As it turns out, that wasn’t the case — she made the switch mid-career. Here’s the story:
Elda was working as a chorus girl for DeWolf Hopper’s theater company in the early 1910s…
[DeWolf Hopper] had had four marriages, and was five years older than Elda’s father, but was still a great charmer and anything but jaded. Hopper’s first four wives were named Ella, Ida, Edna and Nella, in that order, and Elda was a natural for the euphonious sequence. So, about a year after their first meeting, Hopper proposed on a train platform in Grand Central and that afternoon they were married in Wading River, N.J.
[…]
Elda shortly became aware of some rather piquant marital complications. Any man with five wives is likely to become confused and, when the wives have such similar names as the Hopper ladies, the situations becomes positively grotesque. Elda discovered that as often as not Hopper would whisper affectionately, “Dear Nella” (or Ella, Ida and Edna) instead of “Dear Elda.” The sensation of being continuously mistaken for someone else became irksome in time, and Elda forthwith visited a numerologist who recommended the name “Hedda.” From then on Hopper never got his lines crossed.
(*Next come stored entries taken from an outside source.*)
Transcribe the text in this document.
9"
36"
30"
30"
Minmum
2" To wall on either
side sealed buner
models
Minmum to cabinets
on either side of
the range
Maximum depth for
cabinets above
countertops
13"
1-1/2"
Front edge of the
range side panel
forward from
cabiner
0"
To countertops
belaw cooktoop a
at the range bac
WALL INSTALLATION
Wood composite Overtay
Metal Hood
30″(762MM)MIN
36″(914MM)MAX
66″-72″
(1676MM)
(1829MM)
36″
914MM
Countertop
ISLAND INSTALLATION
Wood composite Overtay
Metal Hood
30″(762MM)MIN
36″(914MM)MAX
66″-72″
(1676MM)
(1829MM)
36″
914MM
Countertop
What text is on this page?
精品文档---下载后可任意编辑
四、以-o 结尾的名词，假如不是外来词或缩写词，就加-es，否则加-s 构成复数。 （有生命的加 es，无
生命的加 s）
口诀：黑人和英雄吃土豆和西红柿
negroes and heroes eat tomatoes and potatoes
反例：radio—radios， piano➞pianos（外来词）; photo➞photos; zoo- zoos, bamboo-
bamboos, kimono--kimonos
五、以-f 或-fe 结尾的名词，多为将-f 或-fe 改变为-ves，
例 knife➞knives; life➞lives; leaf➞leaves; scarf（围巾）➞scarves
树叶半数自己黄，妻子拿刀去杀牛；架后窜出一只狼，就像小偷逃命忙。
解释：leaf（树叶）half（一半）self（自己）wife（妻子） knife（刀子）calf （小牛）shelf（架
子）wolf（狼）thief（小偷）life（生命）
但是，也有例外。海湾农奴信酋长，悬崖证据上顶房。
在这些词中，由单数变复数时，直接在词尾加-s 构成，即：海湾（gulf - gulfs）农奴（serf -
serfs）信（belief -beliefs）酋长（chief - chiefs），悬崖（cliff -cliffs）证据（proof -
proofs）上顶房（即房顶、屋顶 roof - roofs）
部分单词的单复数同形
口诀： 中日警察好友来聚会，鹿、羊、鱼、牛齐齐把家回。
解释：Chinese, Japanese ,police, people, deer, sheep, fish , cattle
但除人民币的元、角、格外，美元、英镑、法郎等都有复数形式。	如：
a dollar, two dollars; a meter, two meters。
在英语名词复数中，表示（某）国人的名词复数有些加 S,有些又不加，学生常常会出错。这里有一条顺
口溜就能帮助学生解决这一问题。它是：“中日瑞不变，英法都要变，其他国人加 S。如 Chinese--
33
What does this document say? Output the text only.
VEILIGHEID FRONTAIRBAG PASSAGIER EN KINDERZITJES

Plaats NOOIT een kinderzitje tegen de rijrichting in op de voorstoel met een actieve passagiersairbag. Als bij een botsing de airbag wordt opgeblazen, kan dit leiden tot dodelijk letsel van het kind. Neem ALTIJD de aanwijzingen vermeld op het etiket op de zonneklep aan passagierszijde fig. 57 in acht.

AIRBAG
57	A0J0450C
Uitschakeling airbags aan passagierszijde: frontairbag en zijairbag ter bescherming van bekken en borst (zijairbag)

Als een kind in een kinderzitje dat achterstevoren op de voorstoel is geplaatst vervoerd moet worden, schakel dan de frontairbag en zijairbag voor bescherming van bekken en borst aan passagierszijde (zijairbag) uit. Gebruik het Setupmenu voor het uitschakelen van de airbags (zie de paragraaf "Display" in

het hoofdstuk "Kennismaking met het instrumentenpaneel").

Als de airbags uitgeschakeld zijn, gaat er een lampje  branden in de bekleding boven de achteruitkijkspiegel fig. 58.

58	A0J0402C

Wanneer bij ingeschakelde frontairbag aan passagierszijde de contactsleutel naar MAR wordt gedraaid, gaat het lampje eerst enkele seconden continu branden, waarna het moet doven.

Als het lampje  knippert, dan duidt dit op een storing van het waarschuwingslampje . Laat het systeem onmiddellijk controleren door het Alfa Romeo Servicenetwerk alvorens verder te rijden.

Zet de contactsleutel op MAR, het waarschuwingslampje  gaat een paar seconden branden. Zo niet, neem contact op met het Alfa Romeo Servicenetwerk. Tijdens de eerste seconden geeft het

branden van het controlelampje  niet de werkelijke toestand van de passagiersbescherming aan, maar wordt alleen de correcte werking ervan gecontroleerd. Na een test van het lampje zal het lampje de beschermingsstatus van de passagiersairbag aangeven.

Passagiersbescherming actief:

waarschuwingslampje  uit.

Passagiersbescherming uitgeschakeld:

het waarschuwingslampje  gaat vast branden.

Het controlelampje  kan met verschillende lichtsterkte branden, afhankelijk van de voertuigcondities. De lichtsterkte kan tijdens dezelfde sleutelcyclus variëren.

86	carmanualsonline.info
Her marriage to Hopper only lasted from 1913 until 1922, but she retained the name “Hedda Hopper” for the rest of her life.
It’s no coincidence that the usage of the baby name Hedda was highest during the 1940s. Records even reveal that one of the 1944 babies named Hedda was born into a Texas family with the surname Hopper.
Which name do you prefer, Elda or Hedda?